Courtin’ in the Kitchen

The origins to this song has been surprising elusive. The seemingly most reliable sources place it as an Irish broadside ballad dating to before the 1880s and likely to have been from Dublin… I have found an image that is said to be of this broadside but with no date; that said, it does conform to other known songs from the era in style and melody.
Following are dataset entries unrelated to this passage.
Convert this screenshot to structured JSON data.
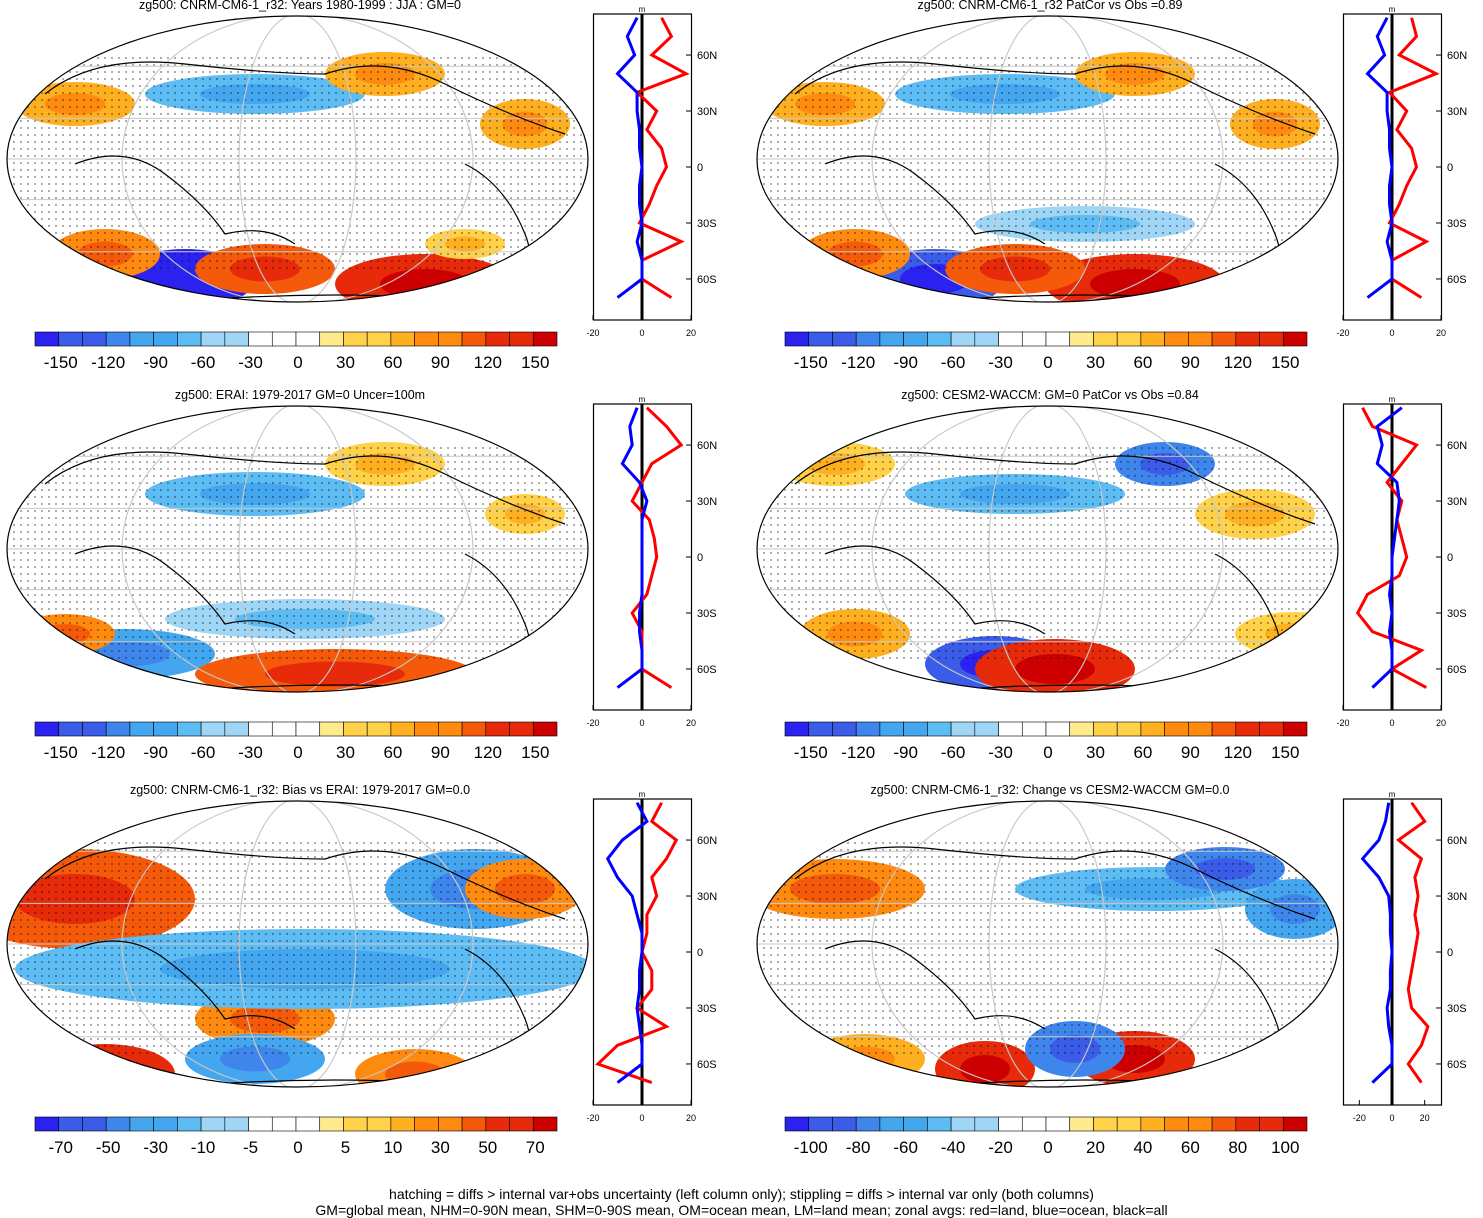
{
  "panels": [
    {
      "title": "zg500: CNRM-CM6-1_r32: Years 1980-1999 : JJA : GM=0",
      "colorbar_labels": [
        "-150",
        "-120",
        "-90",
        "-60",
        "-30",
        "0",
        "30",
        "60",
        "90",
        "120",
        "150"
      ],
      "profile_xticks": [
        "-20",
        "0",
        "20"
      ],
      "profile_unit": "m",
      "lat_labels": [
        "60N",
        "30N",
        "0",
        "30S",
        "60S"
      ]
    },
    {
      "title": "zg500: CNRM-CM6-1_r32 PatCor vs Obs =0.89",
      "colorbar_labels": [
        "-150",
        "-120",
        "-90",
        "-60",
        "-30",
        "0",
        "30",
        "60",
        "90",
        "120",
        "150"
      ],
      "profile_xticks": [
        "-20",
        "0",
        "20"
      ],
      "profile_unit": "m",
      "lat_labels": [
        "60N",
        "30N",
        "0",
        "30S",
        "60S"
      ]
    },
    {
      "title": "zg500: ERAI: 1979-2017 GM=0 Uncer=100m",
      "colorbar_labels": [
        "-150",
        "-120",
        "-90",
        "-60",
        "-30",
        "0",
        "30",
        "60",
        "90",
        "120",
        "150"
      ],
      "profile_xticks": [
        "-20",
        "0",
        "20"
      ],
      "profile_unit": "m",
      "lat_labels": [
        "60N",
        "30N",
        "0",
        "30S",
        "60S"
      ]
    },
    {
      "title": "zg500: CESM2-WACCM: GM=0 PatCor vs Obs =0.84",
      "colorbar_labels": [
        "-150",
        "-120",
        "-90",
        "-60",
        "-30",
        "0",
        "30",
        "60",
        "90",
        "120",
        "150"
      ],
      "profile_xticks": [
        "-20",
        "0",
        "20"
      ],
      "profile_unit": "m",
      "lat_labels": [
        "60N",
        "30N",
        "0",
        "30S",
        "60S"
      ]
    },
    {
      "title": "zg500: CNRM-CM6-1_r32: Bias vs ERAI: 1979-2017 GM=0.0",
      "colorbar_labels": [
        "-70",
        "-50",
        "-30",
        "-10",
        "-5",
        "0",
        "5",
        "10",
        "30",
        "50",
        "70"
      ],
      "profile_xticks": [
        "-20",
        "0",
        "20"
      ],
      "profile_unit": "m",
      "lat_labels": [
        "60N",
        "30N",
        "0",
        "30S",
        "60S"
      ]
    },
    {
      "title": "zg500: CNRM-CM6-1_r32: Change vs CESM2-WACCM GM=0.0",
      "colorbar_labels": [
        "-100",
        "-80",
        "-60",
        "-40",
        "-20",
        "0",
        "20",
        "40",
        "60",
        "80",
        "100"
      ],
      "profile_xticks": [
        "-20",
        "0",
        "20"
      ],
      "profile_unit": "m",
      "lat_labels": [
        "60N",
        "30N",
        "0",
        "30S",
        "60S"
      ]
    }
  ],
  "footer": {
    "line1": "hatching = diffs > internal var+obs uncertainty (left column only); stippling = diffs > internal var only (both columns)",
    "line2": "GM=global mean, NHM=0-90N mean, SHM=0-90S mean, OM=ocean mean, LM=land mean; zonal avgs: red=land, blue=ocean, black=all"
  },
  "colors": {
    "palette": [
      "#2b22f0",
      "#3a5ce8",
      "#3f86ec",
      "#45a6f0",
      "#5dbcf3",
      "#9fd6f5",
      "#ffffff",
      "#ffffff",
      "#ffeb8c",
      "#ffd24a",
      "#ffb021",
      "#ff8a10",
      "#f55a0a",
      "#e62a0a",
      "#cc0000"
    ],
    "land_profile": "#ff0000",
    "ocean_profile": "#0000ff",
    "all_profile": "#000000"
  },
  "chart_data": [
    {
      "type": "heatmap",
      "title": "zg500: CNRM-CM6-1_r32: Years 1980-1999 : JJA : GM=0",
      "levels": [
        -150,
        -120,
        -90,
        -60,
        -30,
        0,
        30,
        60,
        90,
        120,
        150
      ],
      "yticks": [
        "60N",
        "30N",
        "0",
        "30S",
        "60S"
      ],
      "profile_xlim": [
        -20,
        20
      ],
      "profile_series": [
        {
          "name": "land",
          "lat": [
            80,
            70,
            60,
            50,
            40,
            30,
            20,
            10,
            0,
            -10,
            -20,
            -30,
            -40,
            -50,
            -60,
            -70
          ],
          "values": [
            8,
            12,
            4,
            18,
            -2,
            6,
            2,
            8,
            10,
            6,
            3,
            -1,
            16,
            0,
            0,
            12
          ]
        },
        {
          "name": "ocean",
          "lat": [
            80,
            70,
            60,
            50,
            40,
            30,
            20,
            10,
            0,
            -10,
            -20,
            -30,
            -40,
            -50,
            -60,
            -70
          ],
          "values": [
            -2,
            -6,
            -3,
            -10,
            -2,
            -2,
            -1,
            -1,
            0,
            -1,
            -1,
            0,
            -2,
            0,
            0,
            -10
          ]
        }
      ]
    },
    {
      "type": "heatmap",
      "title": "zg500: CNRM-CM6-1_r32 PatCor vs Obs =0.89",
      "levels": [
        -150,
        -120,
        -90,
        -60,
        -30,
        0,
        30,
        60,
        90,
        120,
        150
      ],
      "yticks": [
        "60N",
        "30N",
        "0",
        "30S",
        "60S"
      ],
      "profile_xlim": [
        -20,
        20
      ],
      "profile_series": [
        {
          "name": "land",
          "lat": [
            80,
            70,
            60,
            50,
            40,
            30,
            20,
            10,
            0,
            -10,
            -20,
            -30,
            -40,
            -50,
            -60,
            -70
          ],
          "values": [
            8,
            10,
            3,
            18,
            -1,
            6,
            2,
            8,
            10,
            6,
            3,
            -1,
            14,
            0,
            0,
            12
          ]
        },
        {
          "name": "ocean",
          "lat": [
            80,
            70,
            60,
            50,
            40,
            30,
            20,
            10,
            0,
            -10,
            -20,
            -30,
            -40,
            -50,
            -60,
            -70
          ],
          "values": [
            -2,
            -6,
            -3,
            -10,
            -2,
            -2,
            -1,
            -1,
            0,
            -1,
            -1,
            0,
            -2,
            0,
            0,
            -10
          ]
        }
      ]
    },
    {
      "type": "heatmap",
      "title": "zg500: ERAI: 1979-2017 GM=0 Uncer=100m",
      "levels": [
        -150,
        -120,
        -90,
        -60,
        -30,
        0,
        30,
        60,
        90,
        120,
        150
      ],
      "yticks": [
        "60N",
        "30N",
        "0",
        "30S",
        "60S"
      ],
      "profile_xlim": [
        -20,
        20
      ],
      "profile_series": [
        {
          "name": "land",
          "lat": [
            80,
            70,
            60,
            50,
            40,
            30,
            20,
            10,
            0,
            -10,
            -20,
            -30,
            -40,
            -50,
            -60,
            -70
          ],
          "values": [
            2,
            10,
            16,
            4,
            0,
            -4,
            3,
            5,
            6,
            4,
            2,
            -4,
            0,
            0,
            0,
            12
          ]
        },
        {
          "name": "ocean",
          "lat": [
            80,
            70,
            60,
            50,
            40,
            30,
            20,
            10,
            0,
            -10,
            -20,
            -30,
            -40,
            -50,
            -60,
            -70
          ],
          "values": [
            -2,
            -5,
            -4,
            -8,
            -1,
            2,
            0,
            0,
            0,
            0,
            0,
            -1,
            -1,
            0,
            0,
            -10
          ]
        }
      ]
    },
    {
      "type": "heatmap",
      "title": "zg500: CESM2-WACCM: GM=0 PatCor vs Obs =0.84",
      "levels": [
        -150,
        -120,
        -90,
        -60,
        -30,
        0,
        30,
        60,
        90,
        120,
        150
      ],
      "yticks": [
        "60N",
        "30N",
        "0",
        "30S",
        "60S"
      ],
      "profile_xlim": [
        -20,
        20
      ],
      "profile_series": [
        {
          "name": "land",
          "lat": [
            80,
            70,
            60,
            50,
            40,
            30,
            20,
            10,
            0,
            -10,
            -20,
            -30,
            -40,
            -50,
            -60,
            -70
          ],
          "values": [
            -12,
            -8,
            10,
            4,
            -2,
            4,
            2,
            4,
            6,
            3,
            -10,
            -14,
            -8,
            12,
            0,
            14
          ]
        },
        {
          "name": "ocean",
          "lat": [
            80,
            70,
            60,
            50,
            40,
            30,
            20,
            10,
            0,
            -10,
            -20,
            -30,
            -40,
            -50,
            -60,
            -70
          ],
          "values": [
            4,
            -6,
            -4,
            -6,
            2,
            3,
            2,
            1,
            0,
            0,
            -1,
            0,
            -1,
            0,
            0,
            -8
          ]
        }
      ]
    },
    {
      "type": "heatmap",
      "title": "zg500: CNRM-CM6-1_r32: Bias vs ERAI: 1979-2017 GM=0.0",
      "levels": [
        -70,
        -50,
        -30,
        -10,
        -5,
        0,
        5,
        10,
        30,
        50,
        70
      ],
      "yticks": [
        "60N",
        "30N",
        "0",
        "30S",
        "60S"
      ],
      "profile_xlim": [
        -20,
        20
      ],
      "profile_series": [
        {
          "name": "land",
          "lat": [
            80,
            70,
            60,
            50,
            40,
            30,
            20,
            10,
            0,
            -10,
            -20,
            -30,
            -40,
            -50,
            -60,
            -70
          ],
          "values": [
            8,
            4,
            14,
            10,
            4,
            6,
            2,
            2,
            0,
            4,
            4,
            -2,
            10,
            -10,
            -18,
            4
          ]
        },
        {
          "name": "ocean",
          "lat": [
            80,
            70,
            60,
            50,
            40,
            30,
            20,
            10,
            0,
            -10,
            -20,
            -30,
            -40,
            -50,
            -60,
            -70
          ],
          "values": [
            -2,
            2,
            -8,
            -14,
            -10,
            -4,
            -2,
            0,
            0,
            -1,
            -1,
            -2,
            -1,
            0,
            0,
            -10
          ]
        }
      ]
    },
    {
      "type": "heatmap",
      "title": "zg500: CNRM-CM6-1_r32: Change vs CESM2-WACCM GM=0.0",
      "levels": [
        -100,
        -80,
        -60,
        -40,
        -20,
        0,
        20,
        40,
        60,
        80,
        100
      ],
      "yticks": [
        "60N",
        "30N",
        "0",
        "30S",
        "60S"
      ],
      "profile_xlim": [
        -30,
        30
      ],
      "profile_series": [
        {
          "name": "land",
          "lat": [
            80,
            70,
            60,
            50,
            40,
            30,
            20,
            10,
            0,
            -10,
            -20,
            -30,
            -40,
            -50,
            -60,
            -70
          ],
          "values": [
            12,
            20,
            4,
            18,
            14,
            16,
            14,
            16,
            14,
            12,
            10,
            12,
            22,
            18,
            10,
            18
          ]
        },
        {
          "name": "ocean",
          "lat": [
            80,
            70,
            60,
            50,
            40,
            30,
            20,
            10,
            0,
            -10,
            -20,
            -30,
            -40,
            -50,
            -60,
            -70
          ],
          "values": [
            -2,
            -4,
            -8,
            -18,
            -8,
            -2,
            -1,
            -1,
            0,
            -1,
            -1,
            -3,
            -2,
            0,
            0,
            -12
          ]
        }
      ]
    }
  ]
}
The “speaker” is a young man warning against falling in love and cites his example in which when seventeen he had met and began courting a young woman who worked in the kitchen of an upper class gentleman – Capt. Kelly. She invites our protagonist to a private assignation (here, the term “hooley or “hoolie” is used: an colloquial term for a party or a celebration, and usually a loud and boisterous one… The phrase “Blowing a hoolie” is to have quite the party!). However, the boss returns far too early and she, seemingly with a concern to save her own situation and face, turns on her suitor – our man – and his fate is sealed.

Jos. Morneault

https://digital.nls.uk/english-ballads/archive/74892718?mode=transcription

.           Bb                                                              F
Come single belle and beau, unto me pay attention
.         Bb                                     Eb                    F
Don’t ever fall in love; it’s the devil’s own invention.
.      Bb                  F                  Bb                    F
For once I fell in love with a maiden so bewitchin’
.         Eb                                 F
Miss Henrietta Bell, out of Captain Kelly’s kitchen

chorus
.               Bb                                                  F
With me toora loora la! Me toora loora laddy
.      Bb                            Eb       F        Bb
Me toora loora la! Me toora loora laddy.

At the age of seventeen, I was ‘prenticed to a grocer
Not far from Stephen’s Green, where Miss Henry used to go, sir
Her manners were sublime and she set me heart a-twitchin’
She invited me to a hooley in the kitchen.

Next Sunday bein’ the day we was to have the flare-up
I dressed myself quite gay, an’ I frizzed and oiled me hair up
The Captain had no wife and he had gone a-fishin’,
So we kicked up high life, down below-stair in the kitchen.

Just as the clock struck six we sat down to the table.
She handed scone and cake and I ate while I was able.
I drank hot punch and tea till my side had got a stitchin’,
And the hours fly quick away while you’re courtin’ in the kitchen.

With my arms around her waist, she slyly hinted marriage;
To the door in dreadful haste came Captain Kelly’s carriage!
Her eyes then filled with hate and poison she was spittin’
That I should go to Hell, or somewhere far from the kitchen.

She flew up off my knees, a full five feet or higher
And over heads and heels, threw me slap into the fire
My new Repealers coat, that I’d bought from Mr. Mitchel
For a twenty-shilling note went to blazes in the kitchen.

I grieved to see my duds, all besmeared with smoke and ashes
When a tub of dirty suds, right in my face she dashes.
As I lay on the floor and the water she kept pitchin’,
The footman broke the door and walked straight into the kitchen.

When the Captain came downstair, though he saw my situation,
In spite of all my prayers I was marched off to the station
For me they’d take no bail, tho’ to get home I was itchin’
And I had to tell the tale of how I got into the kitchen.

I said she did invite me, but she gave a flat denial
For assault she did indict me, and I was sent for trial.
She swore I robbed the house, in spite of all her screechin’
And I got six months hard, for my courtin’ in the kitchen!